I’ll point out, once again, that the Target doesn’t have any basis in reality – it’s a collection of traits deployed in service of ephemeral emotional resonance – and that this isn’t my fantasy of a Ghostbusters moron or whatever. All kinds of people will see this movie, and they’ll have their opinions about it, and that’s all grand. However, Frozen Empire’s service to this imaginary person, constructed from opinions from focus groups and other risk-management methods, is inherently self-limiting. It can’t provide ways for these stories to expand or grow for the devoted fans or for them to attract a new audience who might not even care about the original (legacyquels that do this – be it Creed or Halloween – are the ones that wind up being the best) but who, one day, might sit down and watch it because they enjoyed this one as a standalone feature. It ceases being functional entertainment and becomes a form of validating absolution for the Target, whose fulfillment comes exclusively from the satisfaction inherent in finding themselves recognized on-screen through large overtures or small details. The original Ghostbusters never had to worry about this, as it was a gag centered around a “what if” elevator pitch – what if the crazy shit that Dan Aykroyd actually believes in was real, and what if he and his SNL co-stars were the only people who could save the world? It’s a great idea for a comedy but not one for an era-defining foundational text, given that similar world-sprouting works have some amount of imagination or creativity birthed from them in a storytelling sandbox like the Star Wars or Star Treks of the same era.

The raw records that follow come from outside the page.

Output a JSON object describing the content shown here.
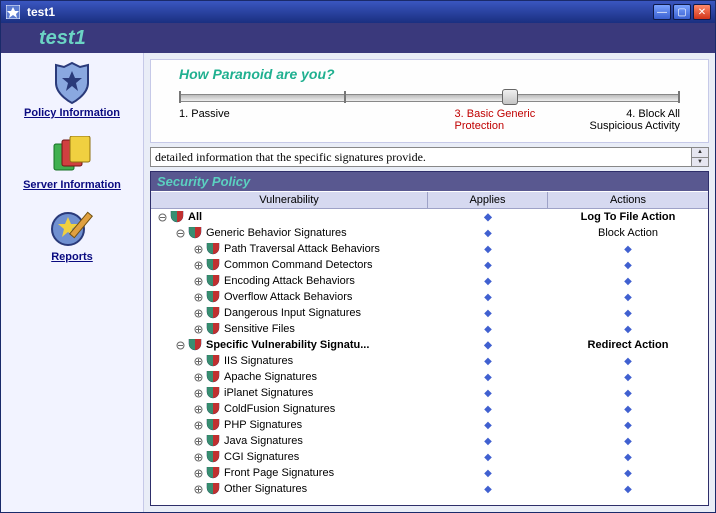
{
  "window": {
    "title": "test1"
  },
  "appHeader": "test1",
  "sidebar": {
    "items": [
      {
        "label": "Policy Information",
        "icon": "badge-star-icon"
      },
      {
        "label": "Server Information",
        "icon": "multi-docs-icon"
      },
      {
        "label": "Reports",
        "icon": "report-pencil-icon"
      }
    ]
  },
  "paranoid": {
    "heading": "How Paranoid are you?",
    "labels": {
      "l1": "1. Passive",
      "l3": "3. Basic Generic Protection",
      "l4": "4. Block All Suspicious Activity"
    },
    "thumb_percent": 66
  },
  "detail": {
    "value": "detailed information that the specific signatures provide."
  },
  "securityPolicy": {
    "title": "Security Policy",
    "columns": {
      "vulnerability": "Vulnerability",
      "applies": "Applies",
      "actions": "Actions"
    },
    "rows": [
      {
        "depth": 0,
        "expander": "open",
        "icon": true,
        "bold": true,
        "label": "All",
        "applies": "◆",
        "action": "Log To File Action"
      },
      {
        "depth": 1,
        "expander": "open",
        "icon": true,
        "bold": false,
        "label": "Generic Behavior Signatures",
        "applies": "◆",
        "action": "Block Action"
      },
      {
        "depth": 2,
        "expander": "closed",
        "icon": true,
        "bold": false,
        "label": "Path Traversal Attack Behaviors",
        "applies": "◆",
        "action": "◆"
      },
      {
        "depth": 2,
        "expander": "closed",
        "icon": true,
        "bold": false,
        "label": "Common Command Detectors",
        "applies": "◆",
        "action": "◆"
      },
      {
        "depth": 2,
        "expander": "closed",
        "icon": true,
        "bold": false,
        "label": "Encoding Attack Behaviors",
        "applies": "◆",
        "action": "◆"
      },
      {
        "depth": 2,
        "expander": "closed",
        "icon": true,
        "bold": false,
        "label": "Overflow Attack Behaviors",
        "applies": "◆",
        "action": "◆"
      },
      {
        "depth": 2,
        "expander": "closed",
        "icon": true,
        "bold": false,
        "label": "Dangerous Input Signatures",
        "applies": "◆",
        "action": "◆"
      },
      {
        "depth": 2,
        "expander": "closed",
        "icon": true,
        "bold": false,
        "label": "Sensitive Files",
        "applies": "◆",
        "action": "◆"
      },
      {
        "depth": 1,
        "expander": "open",
        "icon": true,
        "bold": true,
        "label": "Specific Vulnerability Signatu...",
        "applies": "◆",
        "action": "Redirect Action"
      },
      {
        "depth": 2,
        "expander": "closed",
        "icon": true,
        "bold": false,
        "label": "IIS Signatures",
        "applies": "◆",
        "action": "◆"
      },
      {
        "depth": 2,
        "expander": "closed",
        "icon": true,
        "bold": false,
        "label": "Apache Signatures",
        "applies": "◆",
        "action": "◆"
      },
      {
        "depth": 2,
        "expander": "closed",
        "icon": true,
        "bold": false,
        "label": "iPlanet Signatures",
        "applies": "◆",
        "action": "◆"
      },
      {
        "depth": 2,
        "expander": "closed",
        "icon": true,
        "bold": false,
        "label": "ColdFusion Signatures",
        "applies": "◆",
        "action": "◆"
      },
      {
        "depth": 2,
        "expander": "closed",
        "icon": true,
        "bold": false,
        "label": "PHP Signatures",
        "applies": "◆",
        "action": "◆"
      },
      {
        "depth": 2,
        "expander": "closed",
        "icon": true,
        "bold": false,
        "label": "Java Signatures",
        "applies": "◆",
        "action": "◆"
      },
      {
        "depth": 2,
        "expander": "closed",
        "icon": true,
        "bold": false,
        "label": "CGI Signatures",
        "applies": "◆",
        "action": "◆"
      },
      {
        "depth": 2,
        "expander": "closed",
        "icon": true,
        "bold": false,
        "label": "Front Page Signatures",
        "applies": "◆",
        "action": "◆"
      },
      {
        "depth": 2,
        "expander": "closed",
        "icon": true,
        "bold": false,
        "label": "Other Signatures",
        "applies": "◆",
        "action": "◆"
      }
    ]
  }
}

This ultimately leads to the questions the Target has to contend with: Does he want his children to play in his sandbox? Does he want them to pull his action figures off the shelf and do things with them that might not adhere to canon? Does he want them to sit in awed reverence at the movies like they’re trapped in the pews he once might have been in as a child? Would he get mad at them if they fell asleep? Or does he want them to have their own stories and fables, some of which he could participate in, some of which will have an appeal that will remain unknowable to him, as all things do? And, God forbid, will he ever crave novelty and consign Ghostbusters to the dead texts of “favorite movies,” content never to see another new one? Frozen Empire is praying for him to remain as he is because it is terrified of what he might become if he realizes that, like everything else in the multplex, it is just a movie.